Review Summary: Ice Cube circa 1990 calls Ice Cube circa 2010 a 'b*tch-a** n*gga.' Just look at the album cover; nothing says "gangsta" like a sneer, fingerless leather gloves, and a Jheri curl.
When the news hit that Ice Cube, real name O'Shea Jackson, was departing NWA for a solo career, everybody knew that the breakup was far from amicable. As the lyrical mastermind behind the group - he claims to have written over half of both the group's magnum opus Straight Outta Compton
and Eazy-E's classic solo debut Eazy-Duz -It
- Jackson was embittered over a monetary dispute with record head Jerry Heller regarding his work on the albums. But almost nothing Cube did was done pleasantly. The man now known for doing family movies was once upon a time a ruthless MC and arguably hip-hop's most incendiary lyricist. Every syllable he rapped exploded out of his mouth with attitude and power and nobody was exempt from the possibility of finding themselves caught in between the sights of Ice Cube's AK47. He was a force to be reckoned with, and AmeriKKKa's Most Wanted
showcases the might of his heyday perfectly.
If the Wu-Tang Clan honed lyrical swords, then Ice Cube threw lyrical fists. He started unapologetically taboo and profane lines by injecting them with angst and then finished them by slamming end rhymes against booming kicks. With a relentless personality and furious lyrics to match, Ice Cube had no fear on the mic. Now artists usually shouldn't have to fear anything, per se, but that just goes to show where Ice Cube set his parameters (if you could call them that.) Nothing was off-limits to him. In addition to your A-B-C, 1-2-3 rhymes about sex, drugs, and violence, you had blatant attacks on purportedly racist white organizations, and surprisingly enough, even African Americans and the same radio stations that aired his songs. Despite the unrelenting abrasiveness, there was a calculated wit about his rhymes, and the truth of the matter is, no matter how brutal he was on the mic, no matter how gangster and misogynistic he was, every song he made had political commentary contained somewhere within. Although he was his own artist, his style could loosely be described as an amalgamation of the diehard ghetto mentality shared and cultivated amongst the remaining members of his old group, NWA and Chuck D's socio-economic and political criticisms. Even though he had no background as a battle rapper, it's almost as if AmeriKKKa's Most Wanted
is an extended cipher, with America as the crowd that surrounded a frowning Ice Cube who was tearing through everyone in his line of sight.

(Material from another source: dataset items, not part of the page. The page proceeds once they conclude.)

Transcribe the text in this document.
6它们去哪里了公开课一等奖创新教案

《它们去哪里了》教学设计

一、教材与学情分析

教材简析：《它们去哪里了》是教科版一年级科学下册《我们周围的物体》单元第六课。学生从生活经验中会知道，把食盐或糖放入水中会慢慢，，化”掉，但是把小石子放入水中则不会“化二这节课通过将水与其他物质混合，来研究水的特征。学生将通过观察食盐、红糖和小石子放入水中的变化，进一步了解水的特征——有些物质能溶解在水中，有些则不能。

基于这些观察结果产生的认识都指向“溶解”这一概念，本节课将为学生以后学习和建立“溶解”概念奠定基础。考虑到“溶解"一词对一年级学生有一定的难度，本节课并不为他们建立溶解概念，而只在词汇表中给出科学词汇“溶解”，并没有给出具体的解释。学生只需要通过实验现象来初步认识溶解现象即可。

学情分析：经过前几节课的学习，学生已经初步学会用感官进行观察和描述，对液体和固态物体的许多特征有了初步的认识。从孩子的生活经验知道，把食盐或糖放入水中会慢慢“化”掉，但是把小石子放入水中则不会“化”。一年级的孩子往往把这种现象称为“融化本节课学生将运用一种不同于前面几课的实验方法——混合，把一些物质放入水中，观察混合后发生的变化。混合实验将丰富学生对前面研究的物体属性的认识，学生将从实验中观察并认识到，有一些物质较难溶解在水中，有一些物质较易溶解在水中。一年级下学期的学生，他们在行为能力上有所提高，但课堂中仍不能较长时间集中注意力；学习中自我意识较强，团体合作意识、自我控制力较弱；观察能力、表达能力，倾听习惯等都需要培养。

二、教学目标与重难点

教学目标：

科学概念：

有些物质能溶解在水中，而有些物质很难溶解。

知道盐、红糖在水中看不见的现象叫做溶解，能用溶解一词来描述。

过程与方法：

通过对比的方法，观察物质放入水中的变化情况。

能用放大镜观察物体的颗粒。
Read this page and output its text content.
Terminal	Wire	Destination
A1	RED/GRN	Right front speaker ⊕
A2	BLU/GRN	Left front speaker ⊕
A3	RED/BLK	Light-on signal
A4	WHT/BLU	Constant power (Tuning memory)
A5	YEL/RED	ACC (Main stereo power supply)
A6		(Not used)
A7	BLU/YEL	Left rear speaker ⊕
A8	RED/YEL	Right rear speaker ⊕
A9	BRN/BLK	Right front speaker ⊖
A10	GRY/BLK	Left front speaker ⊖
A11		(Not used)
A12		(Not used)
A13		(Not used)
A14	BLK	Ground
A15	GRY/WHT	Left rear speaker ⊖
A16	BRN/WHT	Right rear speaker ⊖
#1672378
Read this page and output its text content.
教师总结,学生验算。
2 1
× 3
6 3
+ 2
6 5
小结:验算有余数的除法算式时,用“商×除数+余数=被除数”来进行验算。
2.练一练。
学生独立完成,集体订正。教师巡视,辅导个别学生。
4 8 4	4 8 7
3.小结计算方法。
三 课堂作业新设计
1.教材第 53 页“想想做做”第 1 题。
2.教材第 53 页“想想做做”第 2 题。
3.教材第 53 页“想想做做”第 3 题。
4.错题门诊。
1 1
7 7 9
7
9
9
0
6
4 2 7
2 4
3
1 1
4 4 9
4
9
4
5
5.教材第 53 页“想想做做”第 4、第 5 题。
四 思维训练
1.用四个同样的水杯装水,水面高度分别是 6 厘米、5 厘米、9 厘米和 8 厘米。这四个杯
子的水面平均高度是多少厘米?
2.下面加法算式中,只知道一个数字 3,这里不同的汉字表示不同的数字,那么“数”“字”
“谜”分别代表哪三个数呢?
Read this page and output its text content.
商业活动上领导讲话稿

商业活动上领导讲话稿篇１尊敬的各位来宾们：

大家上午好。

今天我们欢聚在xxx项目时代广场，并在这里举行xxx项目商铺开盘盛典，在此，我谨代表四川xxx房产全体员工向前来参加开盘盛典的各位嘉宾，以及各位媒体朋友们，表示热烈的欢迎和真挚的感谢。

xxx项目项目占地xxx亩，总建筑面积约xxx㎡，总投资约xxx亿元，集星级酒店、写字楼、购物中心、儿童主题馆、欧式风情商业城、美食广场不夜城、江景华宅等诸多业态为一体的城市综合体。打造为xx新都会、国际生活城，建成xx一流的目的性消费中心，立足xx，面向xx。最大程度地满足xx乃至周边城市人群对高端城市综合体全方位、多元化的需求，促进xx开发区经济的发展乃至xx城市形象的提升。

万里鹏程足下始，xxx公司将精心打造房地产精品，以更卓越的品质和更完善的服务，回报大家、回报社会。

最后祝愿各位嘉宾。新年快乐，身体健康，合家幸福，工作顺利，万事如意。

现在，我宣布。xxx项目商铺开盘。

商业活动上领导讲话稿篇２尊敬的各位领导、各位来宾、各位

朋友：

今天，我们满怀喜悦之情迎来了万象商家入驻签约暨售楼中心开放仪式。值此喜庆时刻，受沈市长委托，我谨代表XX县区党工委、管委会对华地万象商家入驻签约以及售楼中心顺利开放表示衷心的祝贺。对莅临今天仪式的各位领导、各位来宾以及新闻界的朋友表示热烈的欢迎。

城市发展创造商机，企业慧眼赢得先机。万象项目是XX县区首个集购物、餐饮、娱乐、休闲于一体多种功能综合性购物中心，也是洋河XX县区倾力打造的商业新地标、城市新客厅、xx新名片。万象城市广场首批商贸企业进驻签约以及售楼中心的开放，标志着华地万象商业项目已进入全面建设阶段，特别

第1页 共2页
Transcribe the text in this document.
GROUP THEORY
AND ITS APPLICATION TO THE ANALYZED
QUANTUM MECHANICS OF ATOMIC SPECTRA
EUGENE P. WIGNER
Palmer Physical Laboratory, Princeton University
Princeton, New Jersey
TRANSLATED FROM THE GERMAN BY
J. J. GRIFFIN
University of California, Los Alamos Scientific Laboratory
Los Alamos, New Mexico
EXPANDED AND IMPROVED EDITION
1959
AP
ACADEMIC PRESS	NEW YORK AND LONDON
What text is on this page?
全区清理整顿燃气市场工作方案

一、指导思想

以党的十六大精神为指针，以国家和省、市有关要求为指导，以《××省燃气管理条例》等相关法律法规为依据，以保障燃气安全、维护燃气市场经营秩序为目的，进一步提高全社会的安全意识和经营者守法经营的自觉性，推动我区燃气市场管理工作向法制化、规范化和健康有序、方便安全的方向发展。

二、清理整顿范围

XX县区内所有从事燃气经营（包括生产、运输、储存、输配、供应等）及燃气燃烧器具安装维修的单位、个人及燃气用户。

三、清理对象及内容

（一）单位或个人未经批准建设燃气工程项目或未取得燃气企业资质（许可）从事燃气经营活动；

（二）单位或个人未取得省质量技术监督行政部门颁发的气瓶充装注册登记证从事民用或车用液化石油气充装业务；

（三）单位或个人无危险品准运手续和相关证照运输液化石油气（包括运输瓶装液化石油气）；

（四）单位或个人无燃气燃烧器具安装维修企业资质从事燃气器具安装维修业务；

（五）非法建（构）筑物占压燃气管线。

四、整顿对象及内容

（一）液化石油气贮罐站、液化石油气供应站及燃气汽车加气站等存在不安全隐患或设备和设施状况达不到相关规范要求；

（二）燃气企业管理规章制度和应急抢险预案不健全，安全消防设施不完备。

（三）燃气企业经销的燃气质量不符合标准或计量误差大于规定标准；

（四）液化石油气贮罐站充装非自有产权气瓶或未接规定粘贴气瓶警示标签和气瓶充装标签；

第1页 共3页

Although he was from L.A. (or rather, straight out of Compton, if you'll indulge me the pleasure of making a pun,) Cube holed up in New York, New York in order to team up with Public Enemy's production, the Bomb Squad. Marked by dusty horn bursts, shrill guitar riffs and heavy percussion, the style of the Bomb Squad had helped propel hip-hop landmarks from the late 80's such as [i]It Takes a Nation of Millions To Hold Us[i] and The Adventures of Slick Rick
and did the same for Ice Cube. But, no disrespect to Bomb Squad, it was no match for Dre's production prowess, and that's where this album falters, if it falters at all. Ice Cube's rapping and Dr. Dre's stripped-down, amped-up funk was a match made in heaven, and were Cube to have had a chance at a solo record back with Ruthless, there's no doubt in my mind that it would have been a championed essential and a widely recognized record.
Although it's disappointing that he quickly fell off, we still have AmeriKKKa's Most Wanted
as a testament to Ice Cube's rap royalty. Ice Cube, in the purest sense of the idiom, went hard here, and ultimately succeeded in making one of the first great hip-hop albums of the 90's, an accomplishment in and of itself. It's truly astonishing how the mighty have fallen. After the hordes of hip-hop fans caught word that Eminem had collaborated with the likes of Rihanna and P!nk, people dismissed him as being a sell-out that paled in comparison to his old's self. Funny. People were saying the same sh*t about Ice Cube just when Em was dropping MMLP
. History has the tendency to repeat itself, just as you should have the tendency to replay this.